The EFF Wordlist: How 7,776 Words Became the Gold Standard for Passphrases

Open almost any modern passphrase generator — 1Password, Bitwarden, KeePassXC, the one on this site — and the word list under the hood is almost certainly the EFF's. Published in 2016, it became the de facto standard within a couple of years. The number of words is not a round figure, and there are reasons for that.

Why 7,776?

7,776 is 6 to the 5th power. That is the number of outcomes you get from rolling five six-sided dice. The list is designed for "Diceware" — a method invented by Arnold Reinhold in 1995 where each word is chosen by physically rolling dice. Five dice produce a number like 41525, which maps to one entry in the list.

The constraint is mechanical, not mathematical. You could make a longer or shorter list, but 7,776 is the largest list addressable with five standard dice and no wasted rolls. Each word picks up exactly log2(7776) ≈ 12.92 bits of entropy.

What the EFF Fixed

The original Diceware list dates to 1995 and shows it. It contains:

• One- and two-letter entries (a, z2) that don't feel like words and add typing errors.
• Obscure abbreviations and ham-radio jargon.
• Profanity and slurs that nobody wants to read aloud.
• Words that sound or look almost identical (their / there), making transcription error-prone.

The EFF list, curated by Joseph Bonneau and Joel Gage, replaced these with an English-language list designed for human ergonomics. Every entry is at least 3 characters, no entry is a prefix of another, no two entries share their first 3 characters, and the vocabulary skews toward common, easy-to-spell words.

The "Unique Prefix" Property

The 3-character prefix rule is genuinely clever. It means you can autocomplete a passphrase by typing only the first three letters of each word. cor can only mean correct. hor can only mean horse. Password managers and CLI tools use this to make long passphrases practical to type.

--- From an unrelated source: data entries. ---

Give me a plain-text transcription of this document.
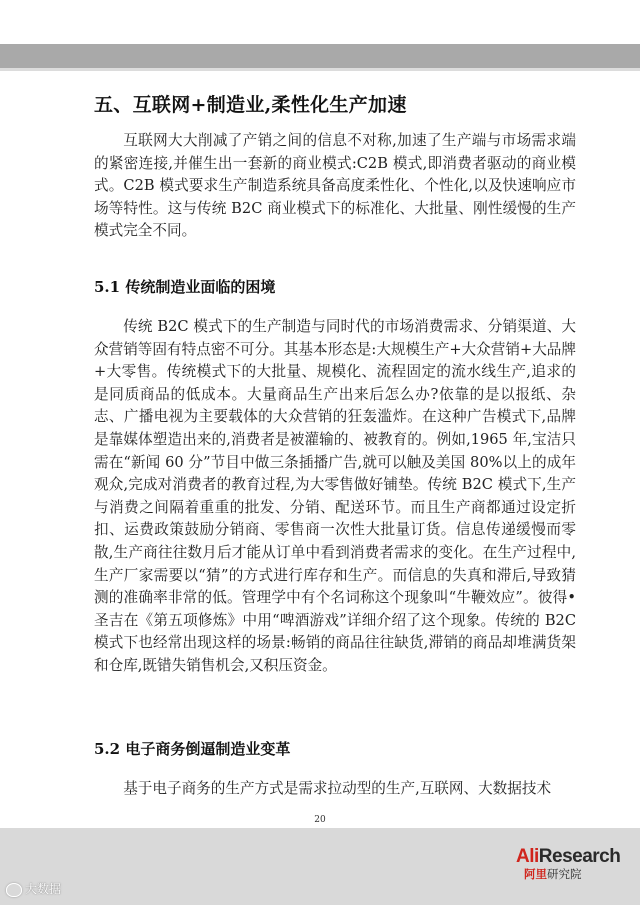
五、互联网+制造业,柔性化生产加速

互联网大大削减了产销之间的信息不对称,加速了生产端与市场需求端的紧密连接,并催生出一套新的商业模式:C2B 模式,即消费者驱动的商业模式。C2B 模式要求生产制造系统具备高度柔性化、个性化,以及快速响应市场等特性。这与传统 B2C 商业模式下的标准化、大批量、刚性缓慢的生产模式完全不同。

5.1 传统制造业面临的困境

传统 B2C 模式下的生产制造与同时代的市场消费需求、分销渠道、大众营销等固有特点密不可分。其基本形态是:大规模生产+大众营销+大品牌+大零售。传统模式下的大批量、规模化、流程固定的流水线生产,追求的是同质商品的低成本。大量商品生产出来后怎么办?依靠的是以报纸、杂志、广播电视为主要载体的大众营销的狂轰滥炸。在这种广告模式下,品牌是靠媒体塑造出来的,消费者是被灌输的、被教育的。例如,1965 年,宝洁只需在“新闻 60 分”节目中做三条插播广告,就可以触及美国 80%以上的成年观众,完成对消费者的教育过程,为大零售做好铺垫。传统 B2C 模式下,生产与消费之间隔着重重的批发、分销、配送环节。而且生产商都通过设定折扣、运费政策鼓励分销商、零售商一次性大批量订货。信息传递缓慢而零散,生产商往往数月后才能从订单中看到消费者需求的变化。在生产过程中,生产厂家需要以“猜”的方式进行库存和生产。而信息的失真和滞后,导致猜测的准确率非常的低。管理学中有个名词称这个现象叫“牛鞭效应”。彼得•圣吉在《第五项修炼》中用“啤酒游戏”详细介绍了这个现象。传统的 B2C 模式下也经常出现这样的场景:畅销的商品往往缺货,滞销的商品却堆满货架和仓库,既错失销售机会,又积压资金。

5.2 电子商务倒逼制造业变革

基于电子商务的生产方式是需求拉动型的生产,互联网、大数据技术

20
AliResearch
阿里研究院
大数据
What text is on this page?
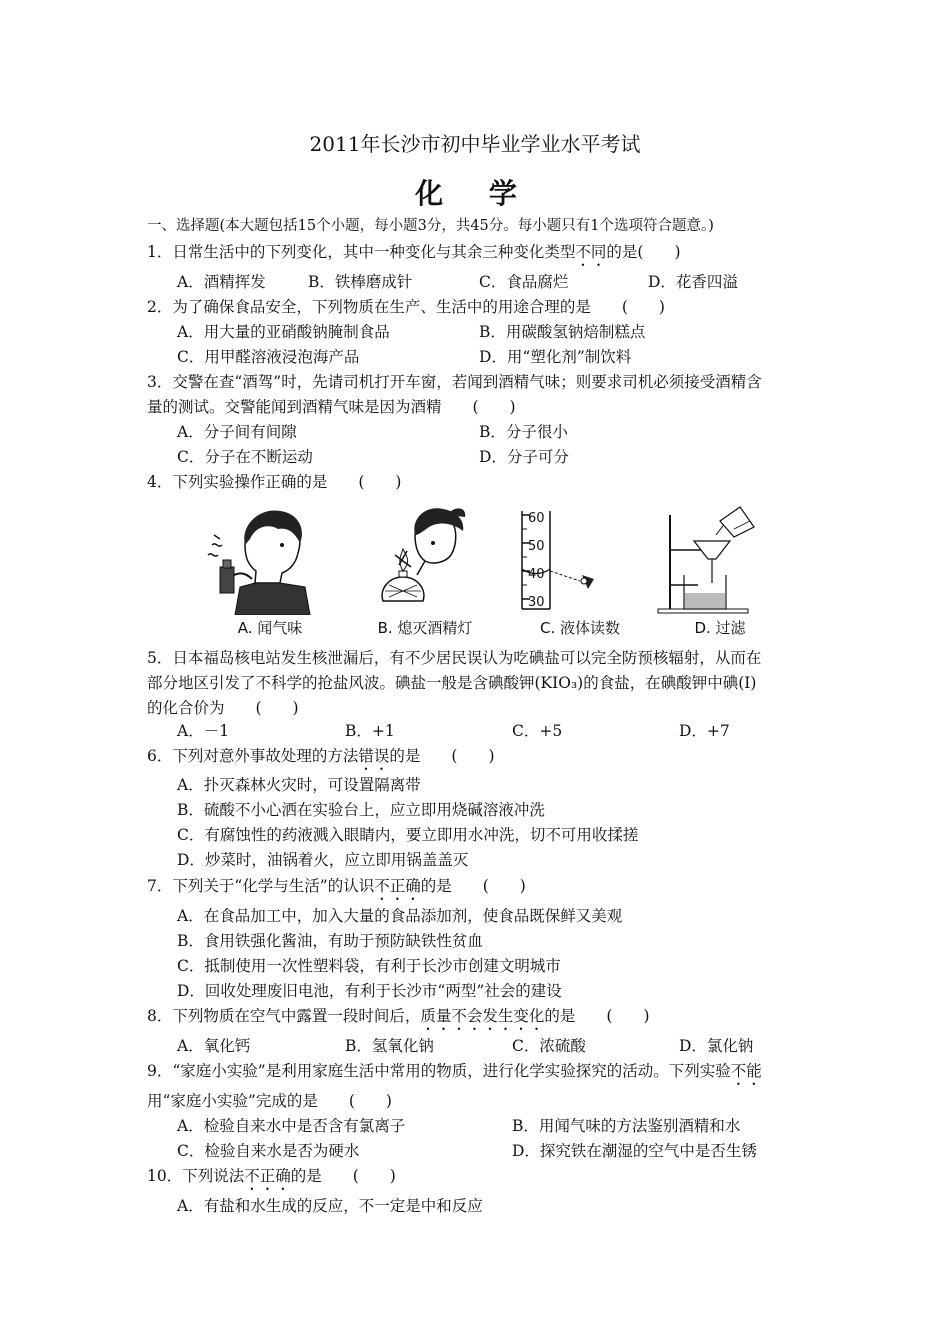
2011年长沙市初中毕业学业水平考试
化 学
一、选择题(本大题包括15个小题，每小题3分，共45分。每小题只有1个选项符合题意。)
1．日常生活中的下列变化，其中一种变化与其余三种变化类型不同的是(　　)
A．酒精挥发	B．铁棒磨成针	C．食品腐烂	D．花香四溢
2．为了确保食品安全，下列物质在生产、生活中的用途合理的是　　(　　)
A．用大量的亚硝酸钠腌制食品	B．用碳酸氢钠焙制糕点
C．用甲醛溶液浸泡海产品	D．用“塑化剂”制饮料
3．交警在查“酒驾”时，先请司机打开车窗，若闻到酒精气味；则要求司机必须接受酒精含
量的测试。交警能闻到酒精气味是因为酒精　　(　　)
A．分子间有间隙	B．分子很小
C．分子在不断运动	D．分子可分
4．下列实验操作正确的是　　(　　)
A. 闻气味	B. 熄灭酒精灯
60
50
40
30
C. 液体读数	D. 过滤
5．日本福岛核电站发生核泄漏后，有不少居民误认为吃碘盐可以完全防预核辐射，从而在
部分地区引发了不科学的抢盐风波。碘盐一般是含碘酸钾(KIO₃)的食盐，在碘酸钾中碘(I)
的化合价为　　(　　)
A．－1	B．+1	C．+5	D．+7
6．下列对意外事故处理的方法错误的是　　(　　)
A．扑灭森林火灾时，可设置隔离带
B．硫酸不小心洒在实验台上，应立即用烧碱溶液冲洗
C．有腐蚀性的药液溅入眼睛内，要立即用水冲洗，切不可用收揉搓
D．炒菜时，油锅着火，应立即用锅盖盖灭
7．下列关于“化学与生活”的认识不正确的是　　(　　)
A．在食品加工中，加入大量的食品添加剂，使食品既保鲜又美观
B．食用铁强化酱油，有助于预防缺铁性贫血
C．抵制使用一次性塑料袋，有利于长沙市创建文明城市
D．回收处理废旧电池，有利于长沙市“两型”社会的建设
8．下列物质在空气中露置一段时间后，质量不会发生变化的是　　(　　)
A．氧化钙	B．氢氧化钠	C．浓硫酸	D．氯化钠
9．“家庭小实验”是利用家庭生活中常用的物质，进行化学实验探究的活动。下列实验不能
用“家庭小实验”完成的是　　(　　)
A．检验自来水中是否含有氯离子	B．用闻气味的方法鉴别酒精和水
C．检验自来水是否为硬水	D．探究铁在潮湿的空气中是否生锈
10．下列说法不正确的是　　(　　)
A．有盐和水生成的反应，不一定是中和反应
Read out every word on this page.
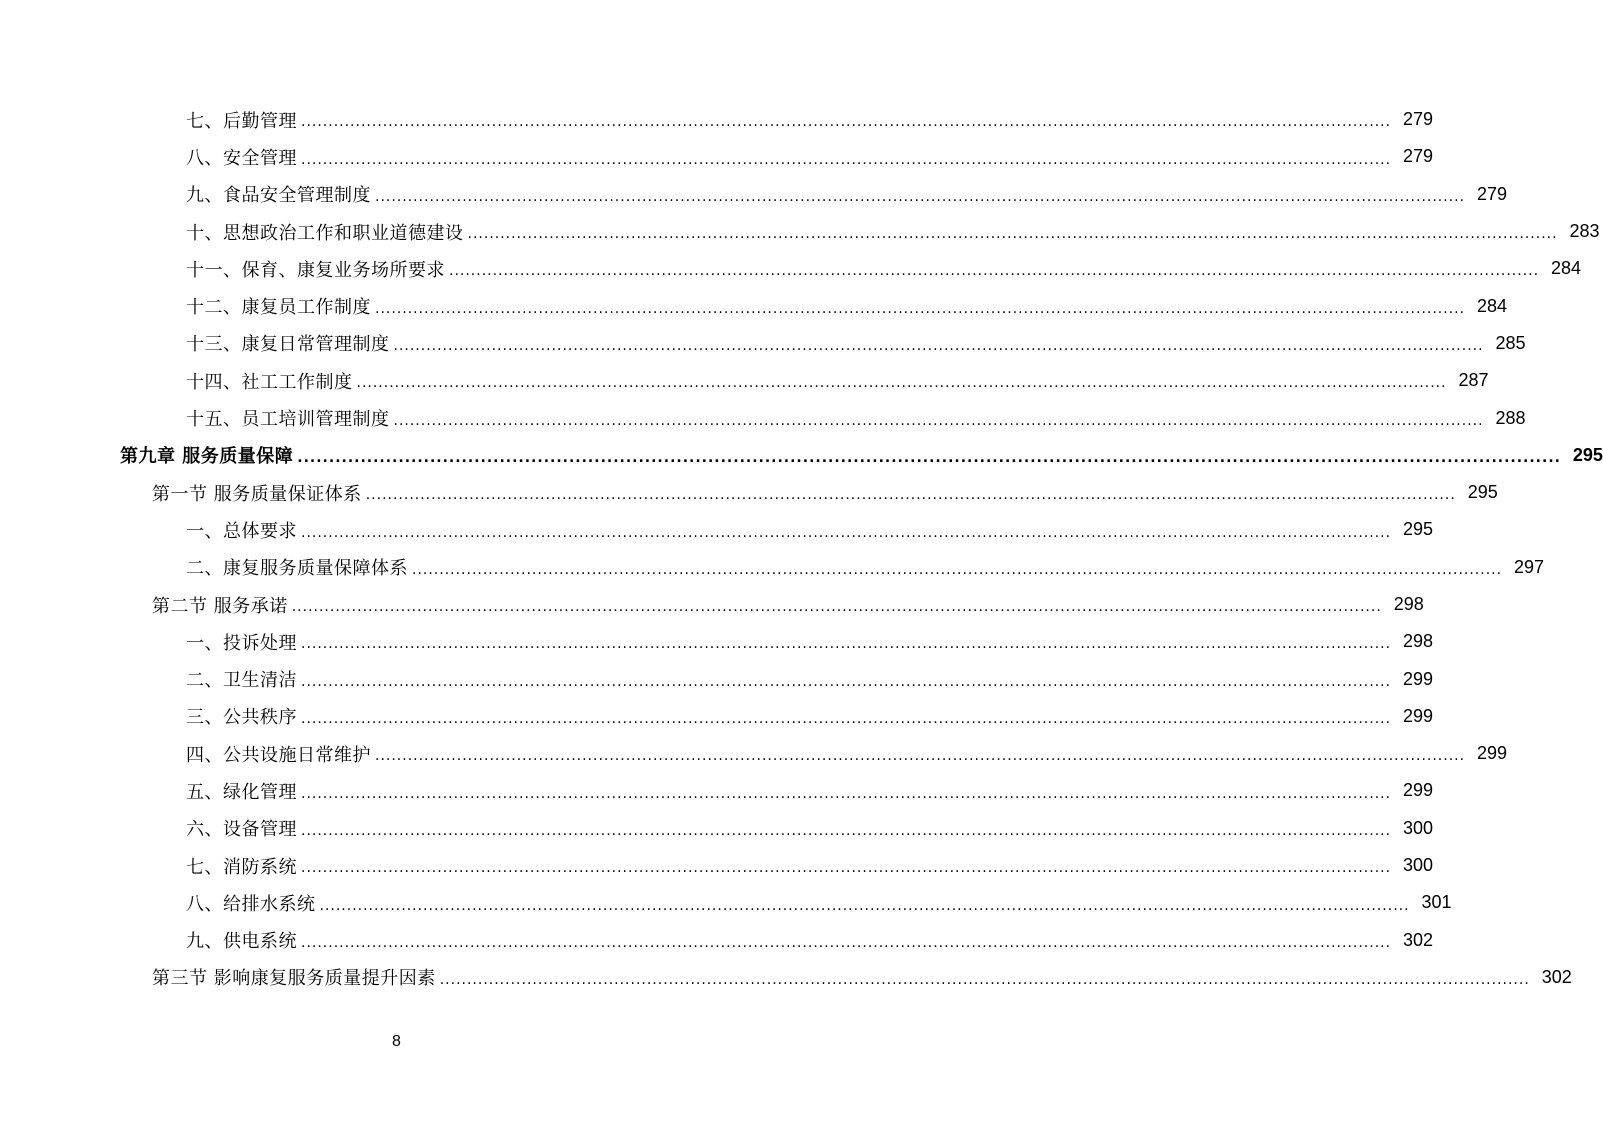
七、后勤管理 ........................................................................................................................................................................................................ 279
八、安全管理 ........................................................................................................................................................................................................ 279
九、食品安全管理制度 ........................................................................................................................................................................................................ 279
十、思想政治工作和职业道德建设 ........................................................................................................................................................................................................ 283
十一、保育、康复业务场所要求 ........................................................................................................................................................................................................ 284
十二、康复员工作制度 ........................................................................................................................................................................................................ 284
十三、康复日常管理制度 ........................................................................................................................................................................................................ 285
十四、社工工作制度 ........................................................................................................................................................................................................ 287
十五、员工培训管理制度 ........................................................................................................................................................................................................ 288
第九章 服务质量保障 ........................................................................................................................................................................................................ 295
第一节 服务质量保证体系 ........................................................................................................................................................................................................ 295
一、总体要求 ........................................................................................................................................................................................................ 295
二、康复服务质量保障体系 ........................................................................................................................................................................................................ 297
第二节 服务承诺 ........................................................................................................................................................................................................ 298
一、投诉处理 ........................................................................................................................................................................................................ 298
二、卫生清洁 ........................................................................................................................................................................................................ 299
三、公共秩序 ........................................................................................................................................................................................................ 299
四、公共设施日常维护 ........................................................................................................................................................................................................ 299
五、绿化管理 ........................................................................................................................................................................................................ 299
六、设备管理 ........................................................................................................................................................................................................ 300
七、消防系统 ........................................................................................................................................................................................................ 300
八、给排水系统 ........................................................................................................................................................................................................ 301
九、供电系统 ........................................................................................................................................................................................................ 302
第三节 影响康复服务质量提升因素 ........................................................................................................................................................................................................ 302
8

It also means that even if you misremember a word slightly — say, battery vs batteries — only one is in the list, removing ambiguity when typing it back from memory.

The Entropy Math

Each word from a 7,776-word list contributes log2(7776) ≈ 12.92 bits of entropy. Standard recommendations:

• 4 words — ~51.7 bits. Borderline. Fine for low-stakes accounts behind a rate-limited login, weak against offline cracking.
• 5 words — ~64.6 bits. The EFF's recommended minimum. Resists most offline attacks today.
• 6 words — ~77.5 bits. Strong. The default many password managers ship with.
• 7 words — ~90.5 bits. Master-password territory.
• 8 words — ~103.4 bits. Cryptographic-key strength, still memorisable with effort.

The math only holds if word selection is uniform and random. Picking words yourself — or generating them and then "swapping one because it sounds funnier" — collapses the entropy fast. Once a human filters the output, an attacker's search shrinks accordingly.

The Other EFF Lists

Alongside the main 7,776-word list, the EFF released two "short" lists of 1,296 words each (6^4, addressable with four dice). Both trade entropy per word for shorter, more memorable words. Use these only if you need to type passphrases very frequently and you compensate with extra word count: a 7-word short-list passphrase still hits ~72 bits.

There are also localised lists for non-English speakers, maintained by the community. The structural rules — uniform prefix length, no ambiguous pairs — carry over.

Why It Beat Every Predecessor

The EFF list is open, professionally curated, free of trademark and copyright entanglements, and audited by cryptographers. It is the first wordlist that password manager vendors could ship without legal review or quality concerns. That, more than any technical innovation, is why it took over.

If you generate a passphrase today on almost any reputable tool, you are getting words from this list. The fact that you have probably never thought about it is a sign that the engineering worked.